Dive Brief:
- Federal authorities are warning that hackers are leveraging TrueBot malware, also known as Silence Downloader, in phishing attacks against U.S. and Canadian targets, officials including the FBI and Cybersecurity and Infrastructure Security Agency said Thursday.
- Since late May, malicious actors have been exploiting a known vulnerability in Netwrix Auditor, identified as CVE-2022-31199, for initial access to deliver new TrueBot variants and steal data from targeted entities.
- Authorities describe TrueBot as a botnet that groups like the Clop ransomware gang use to collect and exfiltrate data from organizations.
Dive Insight:
Researchers from VMware Carbon Black on June 1 reported a surge in activity from TrueBot, which has been in circulation since 2017. TrueBot collects information on compromised targets using command and control servers and then uses the compromised systems to launch additional attacks, according to VMware Carbon Black researchers.
Researchers say Silence Group has been actively developing TrueBot recently, using Netwrix Auditor. Silence Group is historically known for targeting banks and financial institutions, however recent actions have targeted the education sector.
TrueBot previously tricked users into clicking malicious hyperlinks to deliver malware, according to the advisory. In some cases email attachments are concealed as notifications of software updates.
Once malicious files are downloaded, the malware renames itself and loads a remote access tool called FlawedGrace onto the host system, officials said.
Netwrix Auditor is a software that is used to locate data and infrastructure security gaps in both cloud and on-premises environments, according to Gerrit Lansing, CSO at Netwrix. More than 7,000 organizations use the software.
“This vulnerability may permit an attacker to execute arbitrary code on a Netwrix Auditor system that is exposed to the internet, contrary to deployment best practices,” Lansing said via email.

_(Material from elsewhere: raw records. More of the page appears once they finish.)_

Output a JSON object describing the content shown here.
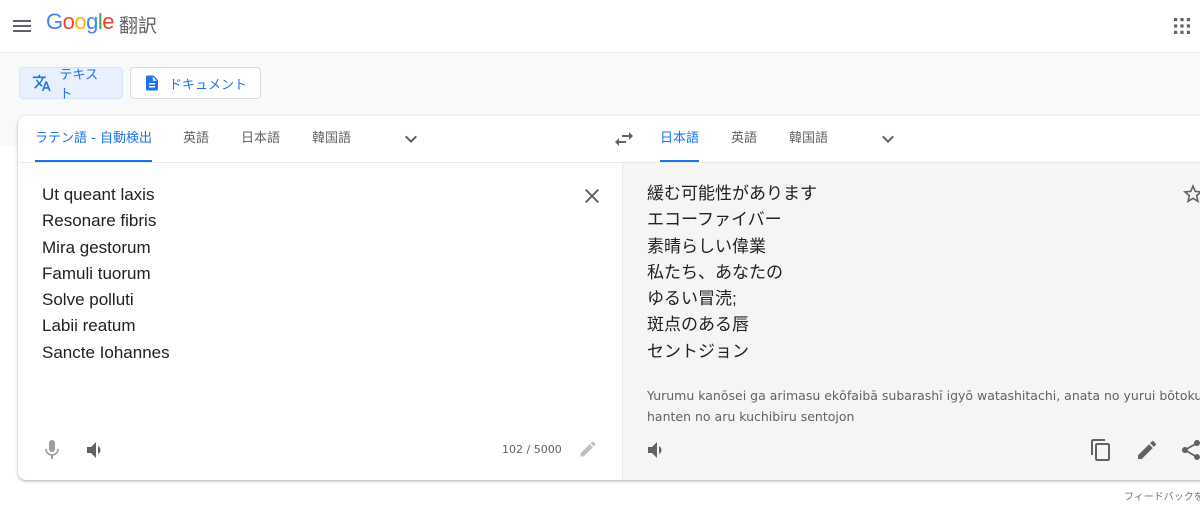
{
  "header": {
    "logo_letters": [
      {
        "ch": "G",
        "color": "#4285f4"
      },
      {
        "ch": "o",
        "color": "#ea4335"
      },
      {
        "ch": "o",
        "color": "#fbbc05"
      },
      {
        "ch": "g",
        "color": "#4285f4"
      },
      {
        "ch": "l",
        "color": "#34a853"
      },
      {
        "ch": "e",
        "color": "#ea4335"
      }
    ],
    "product": "翻訳",
    "icons": {
      "menu": "menu-icon",
      "apps": "apps-grid-icon"
    }
  },
  "modes": {
    "text_label": "テキスト",
    "document_label": "ドキュメント"
  },
  "source": {
    "tabs": [
      "ラテン語 - 自動検出",
      "英語",
      "日本語",
      "韓国語"
    ],
    "active_tab": 0,
    "lines": [
      "Ut queant laxis",
      "Resonare fibris",
      "Mira gestorum",
      "Famuli tuorum",
      "Solve polluti",
      "Labii reatum",
      "Sancte Iohannes"
    ],
    "char_count": "102 / 5000"
  },
  "target": {
    "tabs": [
      "日本語",
      "英語",
      "韓国語"
    ],
    "active_tab": 0,
    "lines": [
      "緩む可能性があります",
      "エコーファイバー",
      "素晴らしい偉業",
      "私たち、あなたの",
      "ゆるい冒涜;",
      "斑点のある唇",
      "セントジョン"
    ],
    "transliteration": "Yurumu kanōsei ga arimasu ekōfaibā subarashī igyō watashitachi, anata no yurui bōtoku hanten no aru kuchibiru sentojon"
  },
  "footer": {
    "feedback": "フィードバックを"
  },
  "colors": {
    "accent": "#1a73e8",
    "accent_bg": "#e8f0fe",
    "text": "#202124",
    "muted": "#5f6368"
  }
}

In June 2022, the company released version 10.5.10936.0, which included a remediation for the vulnerability, according to Lansing. Customers were also advised not to expose the software to the internet.
Lansing said that customers not exposed to the internet are at low risk, but all customers should now upgrade to version 10.5.10977.0. Customers exposed to the internet should immediately block such access.
Mandiant researchers have seen increased diversity in how the malware, which they call Truecore, is being delivered by the threat actor called FIN11. The group has historically leaked data on Clop’s site, with victims in the U.S., Canada, U.K., Australia, Colombia and Germany.
The increased number of methods may indicate “FIN11 is forming partnerships with distribution threat clusters or recruiting new team members,” Jeremy Kennelly, Mandiant lead analyst of financial crime analysis at Google Cloud, said via email.
Mandiant has also seen the malware spread via websites masquerading as popular software brands or exploited vulnerabilities, including CVE-2023-0669 and CVE-2021-35211, which impact GoAnywhere MFT and SolarWinds Serv-U MFT, respectively, Kennelly said.
The Multi-State Information Sharing and Analysis Center and the Canadian Centre for Cyber Security also participated in the advisory.